Um encontro com orcas em Sines, na madrugada do passado domingo, resultou no naufrágio de um veleiro e suscitou um aceso debate sobre a natureza das interações entre orcas e humanos. Afinal, como explicar este fenómeno? Os investigadores apontam várias explicações possíveis: as redes sociais, o crescimento da população de algumas espécies de atum e a curiosidade natural dos cetáceos mais jovens. Os dados recolhidos pelo Grupo de Trabalho Orca Atlântica comprovam uma tendência crescente de interações entre orcas e embarcações em águas ibéricas. Em 2020, o saldo é de 51 interações; em 2021, este número mais do que triplicou para 185. O relatório ressalva que nem todas estas interações foram tão perigosas como a de Sines, “sendo em alguns casos meros contatos com navios que não causaram danos”.
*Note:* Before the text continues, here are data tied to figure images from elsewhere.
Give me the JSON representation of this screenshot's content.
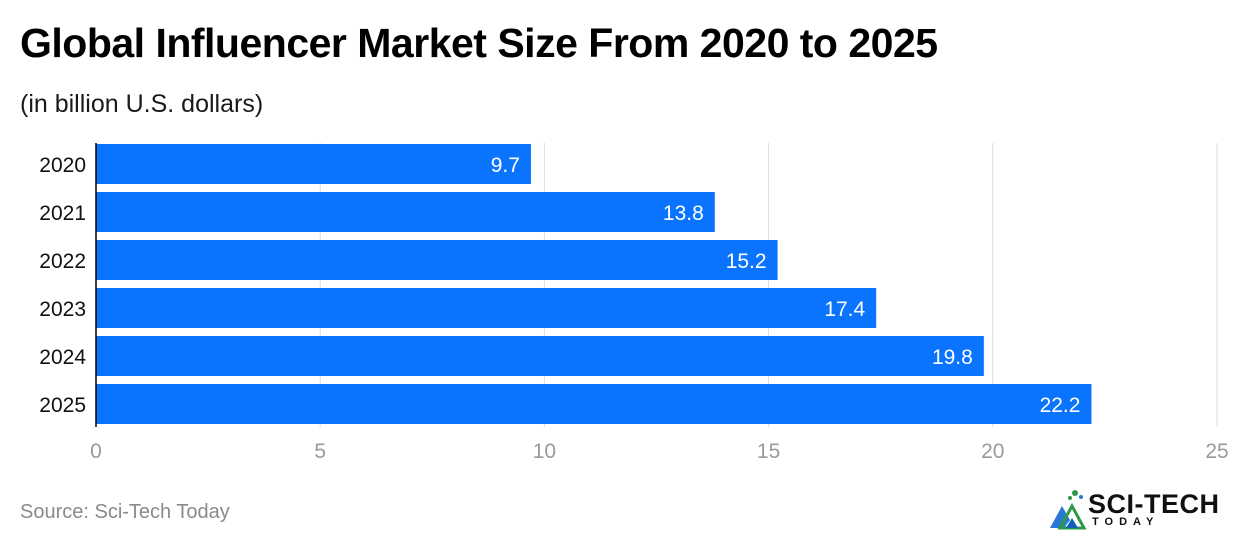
{
  "title": "Global Influencer Market Size From 2020 to 2025",
  "subtitle": "(in billion U.S. dollars)",
  "source": "Source: Sci-Tech Today",
  "logo": {
    "main": "SCI-TECH",
    "sub": "TODAY",
    "icon": "sci-tech-triangle-logo-icon"
  },
  "colors": {
    "bar": "#0a74ff",
    "grid": "#dcdcdc",
    "tick": "#9a9a9a",
    "axis": "#000000",
    "value_label": "#ffffff"
  },
  "chart_data": {
    "type": "bar",
    "orientation": "horizontal",
    "categories": [
      "2020",
      "2021",
      "2022",
      "2023",
      "2024",
      "2025"
    ],
    "values": [
      9.7,
      13.8,
      15.2,
      17.4,
      19.8,
      22.2
    ],
    "value_labels": [
      "9.7",
      "13.8",
      "15.2",
      "17.4",
      "19.8",
      "22.2"
    ],
    "xlim": [
      0,
      25
    ],
    "xticks": [
      0,
      5,
      10,
      15,
      20,
      25
    ],
    "grid": true,
    "legend": "none"
  }
}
Embora existam “registos de outros casos de interações noutras partes do mundo”, trata-se de casos esporádicos e geralmente causados por animais isolados. Na Península Ibérica, este fenómeno comportamental parece ser específico a uma subpopulação “muito pequena” e “ameaçada” destes mamíferos: as Orcas do Estreito de Gibraltar e Golfo de Cádiz, que percorrem o Mediterrâneo em perseguição da sua principal fonte de alimentação – o atum.
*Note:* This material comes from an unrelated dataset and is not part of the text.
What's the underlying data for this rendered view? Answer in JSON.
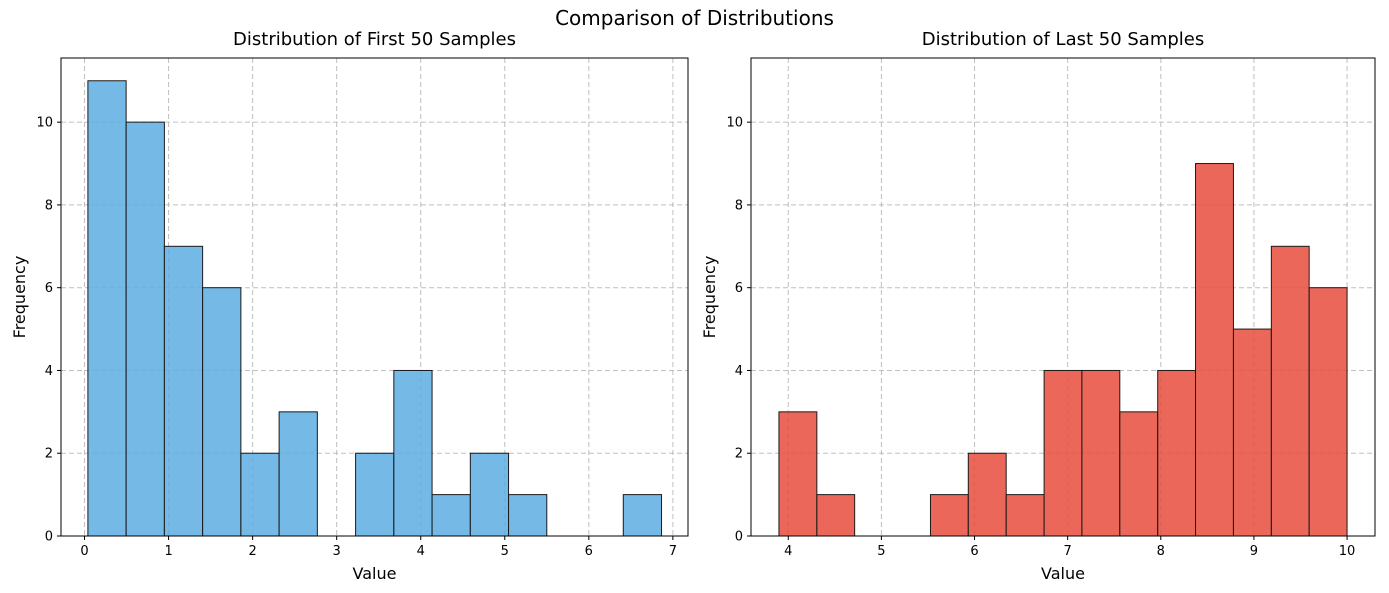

Os investigadores Sofia Silva e Alfredo Rodrigues, coordenadores científicos da organização Sea Shepherd Portugal, reconhecem o ano de 2019 como um ponto de viragem na frequência destes eventos, até então raramente comunicados. “Não é um padrão normal de todo”, frisam, indicando uma possível explicação para o fenómeno. “Cada vez mais temos telemóveis, redes sociais, tudo facilmente à mão, o que faz com que exista uma disseminação da informação muito maior do que havia antigamente.” E, debruçando-se especificamente sobre o incidente de Sines, “se algo assim aconteceu há 150 anos ninguém tinha uma rede social à mão para poder comentar”.

A análise do grupo Orca Atlântica parece sustentar esta hipótese, ao explicitar as dificuldades na recolha de relatos e ao relevar o papel da tecnologia neste contexto. Alguns dos casos registados foram comunicados pelas autoridades marítimas ou pelos próprios tripulantes dos navios, mas noutras instâncias a fonte de informação partiu de órgãos de comunicação social ou de redes sociais.

Apesar de comummente apelidadas “baleias assassinas”, as orcas não matam (nem comem) seres humanos. Na verdade, e apesar do seu grande porte, estes cetáceos nem sequer são baleias – são “golfinhos como os restantes”.